Targeted approach to selling genetics

Stepping up on to the world stage of dairy cow genetics might seem like chasing dreams for many producers, but whether it’s selling cattle or embryos to overseas or even to other breeders in the UK, the key is an effective approach to marketing.


Holstein UK believes there’s still a “large and untapped market” for genetics from British herds and is keen to encourage pedigree breeders to explore new selling opportunities.


There’s a lot of potential for herd owners to make more of their genetics, and while everyone is pressed for time these days, making a commitment to promotion and investigating new markets can generate worthwhile business, says Simon Gee of Holstein UK.



Websites



While more herds are setting-up websites, Holstein UK believes there are still many who aren’t using the internet to showcase their cattle.


“It’s a very effective way of promotion and doesn’t have to be expensive. But it’s important to keep websites up-to-date to ensure they maintain interest for regular visitors,” says Mr Gee.


Website production costs vary, but can cost about £500 to design a three to four-page site, including maintenance costs for a year, after which there is an annual charge of £100.


Sarah Liddle of The Farm Organisation based at Bedale, North Yorkshire, designs websites for many leading herds. “Websites can generate a lot of traffic, but it’s important to keep them current. Herd owners send us information to upload, but as well as providing details of stock and embryos for sale, the “news” section on a website must be kept up to date as it’s the first part of the site that’s read,” says Mr Liddle.


Using a website combined with conventional advertising in relevant magazines to maintain a herd’s profile are the two fundamental steps to promotion, but using an agent to help market genetics is the preferred choice of some breeders.

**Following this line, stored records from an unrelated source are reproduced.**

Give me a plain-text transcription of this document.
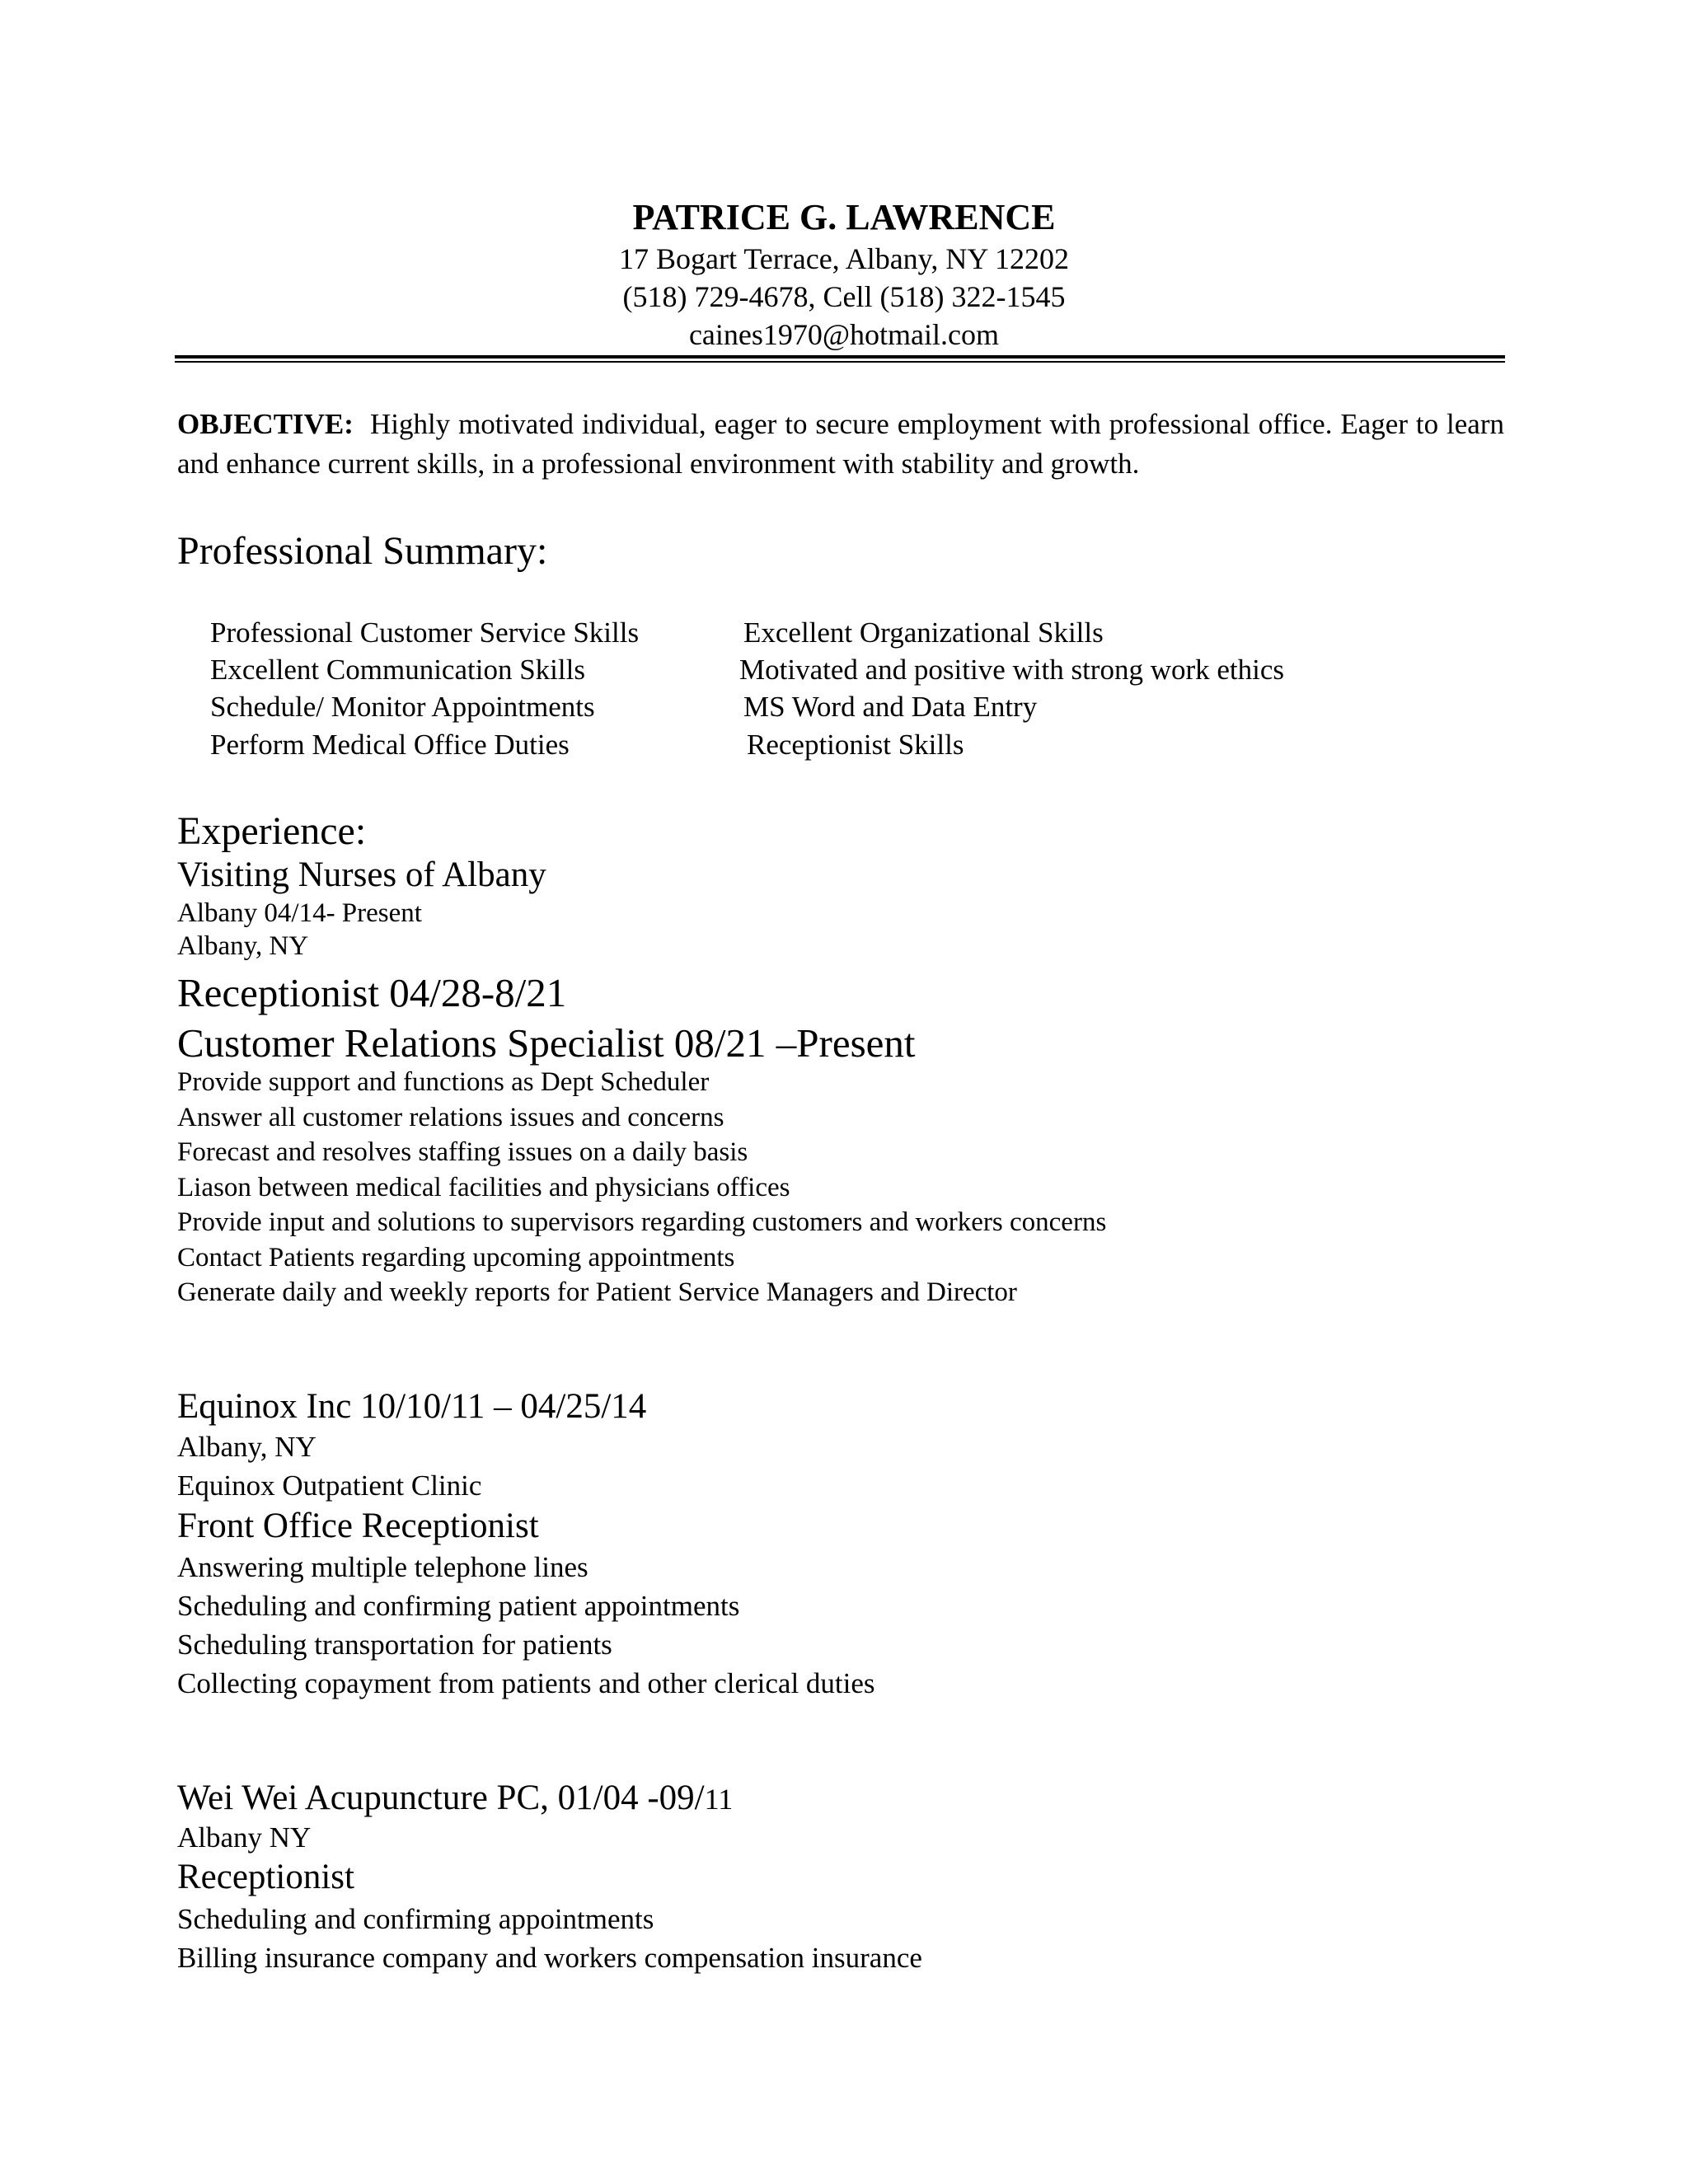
PATRICE G. LAWRENCE
17 Bogart Terrace, Albany, NY 12202
(518) 729-4678, Cell (518) 322-1545
caines1970@hotmail.com
OBJECTIVE: Highly motivated individual, eager to secure employment with professional office. Eager to learn and enhance current skills, in a professional environment with stability and growth.
Professional Summary:
Professional Customer Service Skills
Excellent Communication Skills
Schedule/ Monitor Appointments
Perform Medical Office Duties
Excellent Organizational Skills
Motivated and positive with strong work ethics
MS Word and Data Entry
Receptionist Skills
Experience:
Visiting Nurses of Albany
Albany 04/14- Present
Albany, NY
Receptionist 04/28-8/21
Customer Relations Specialist 08/21 –Present
Provide support and functions as Dept Scheduler
Answer all customer relations issues and concerns
Forecast and resolves staffing issues on a daily basis
Liason between medical facilities and physicians offices
Provide input and solutions to supervisors regarding customers and workers concerns
Contact Patients regarding upcoming appointments
Generate daily and weekly reports for Patient Service Managers and Director
Equinox Inc 10/10/11 – 04/25/14
Albany, NY
Equinox Outpatient Clinic
Front Office Receptionist
Answering multiple telephone lines
Scheduling and confirming patient appointments
Scheduling transportation for patients
Collecting copayment from patients and other clerical duties
Wei Wei Acupuncture PC, 01/04 -09/11
Albany NY
Receptionist
Scheduling and confirming appointments
Billing insurance company and workers compensation insurance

“Some herd owners wait to be approached by an agent or genetics company who may see something on a website or hear something on the grapevine, but my advice to anyone wanting to achieve a higher profile for their cattle – and who thinks they have something worthwhile to offer – should not be shy about making the first move.


We’re in a world of rapid communication so be proactive, don’t wait for the email or the phone to ring, says Mr Gee.



Advertising and social media



David Wright, 26, farms with his parents Francis and Anne at Berryholme Farm, Helsington, Kendal, Cumbria, and runs the Berryholm herd of 120 pedigree Holstein cows. He has enjoyed phenomenal success in recent years following the purchase of 3,200gns calf, Holmland Storm Flo at Tony Bell’s Holmland herd dispersal.


She has bred a remarkably consistent cow family for the Wrights – the latest big winner being Berryholm Golden Flo who won the champion heifer in-milk title at the Dairy Event and Livestock Show this year.


But David Wright has bucked the trend in the way he markets his genetics. A steady demand – including a young bull exported recently to Spain – has been achieved without a website, although the herd does have a Facebook page.


“We do some advertising and we’ve had some good articles in various magazines, but there’s nothing to beat the showring as a way of promotion. We’ve been very fortunate to buy into such a good family and in our experience the buyers seek you out.”



Case Study: Will and Jo Templeton from Mauchline, Ayrshire



Will and Jo Templeton from Mauchline, Ayrshire, have developed a world-wide market for Holstein, Ayrshire and Jersey genetics in the last three years.


However, having dispersed about 140 pedigree milkers they took a gamble and established a business based on a nucleus herd of just 10 top-pedigree dairy cattle – and then set about marketing their genetics.


With genetics from their Syke herd now in demand across the world, the couple continue to develop their approaches to marketing.


“We don’t have our own website, but we have a presence on the Eurogenes site,” said Jo Templeton. “We do a certain amount of advertising, but not a lot, and we’ve had some good articles in magazines such as Holstein International and Cowsmopolitan which has given us good profile in Europe and the USA and Canada.”


Managed on a Canadian barn system, the nucleus brood cows are also regularly visited by tours of farmers from the UK and Europe. “We aimed to create a system that was visitor friendly. Tour organisers know they can visit us and we’re always pleased to see people and discuss the cows,” she says.


But showing is a major part of promoting the business and the couple continue to notch up some impressive wins including the supreme dairy title at last year’s Agri-Scot.